И, войдя, он увидел ее у задней стены комнаты на диване за круглым столом в полумраке; на небольшом серванте у открытого окна под абажуром горела лампа. Она не подняла на него глаз и, видимо, думая, что это служанка, застыла в усталой позе, прислонившись щекой к спинке дивана.
— Добрый вечер, фройляйн Вельтнер, — тихо сказал он. Она, вздрогнув, подняла голову и мгновение смотрела на него с выражением глубокого испуга.
Она была бледна, глаза покраснели. Молчаливо-покорное страдание залегло вокруг рта, и поднятый на него взгляд и звучание ее голоса, когда она спросила: «Так поздно?» — выдавали невыразимо-кроткую, жалобную усталость.

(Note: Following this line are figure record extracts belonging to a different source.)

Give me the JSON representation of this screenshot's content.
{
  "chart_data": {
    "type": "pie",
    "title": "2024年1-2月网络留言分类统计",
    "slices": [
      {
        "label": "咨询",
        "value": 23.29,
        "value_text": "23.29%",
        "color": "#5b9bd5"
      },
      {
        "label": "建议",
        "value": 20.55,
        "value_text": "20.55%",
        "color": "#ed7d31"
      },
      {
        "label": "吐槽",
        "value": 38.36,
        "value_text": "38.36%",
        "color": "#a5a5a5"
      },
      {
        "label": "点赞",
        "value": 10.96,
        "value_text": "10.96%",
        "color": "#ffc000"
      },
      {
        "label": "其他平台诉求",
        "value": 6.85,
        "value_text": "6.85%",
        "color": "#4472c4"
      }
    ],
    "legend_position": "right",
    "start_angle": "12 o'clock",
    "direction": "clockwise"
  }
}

И тогда в нем доверху взмыло то, чего он еще никогда не испытывал, поскольку еще никогда не забывался, — неясная нутряная мука при виде боли на этом милом, милом лице, в этих любимых глазах, ласковым безоблачным счастьем паривших над его жизнью; если до сих пор он сострадал только самому себе, то теперь его переполняло глубокое, бесконечно самоотверженное сострадание к ней.
Он замер в том же положении и лишь тихо, робко спросил, но вместе с ним задушевно говорило чувство:
— Почему вы плакали, фройляйн Ирма?
Она молча опустила глаза на колени, на белый платочек, который сжимала в руке.
Он подошел к ней, сел рядом, взял узкие матово-белые руки, холодные, влажные, и нежно поцеловал каждую; из недр груди к глазам подступали горячие слезы, а он дрожащим голосом повторил:
— Вы ведь… плакали?
Но она еще ниже опустила голову, так что на него чуть пахнуло волосами; ее грудь вздымалась от тяжелого, беззвучного, охваченного страхом страдания, а нежные пальцы дрожали в его руках, и тут он увидел, как с длинных шелковых ресниц капнули две слезы — медленно и тяжело.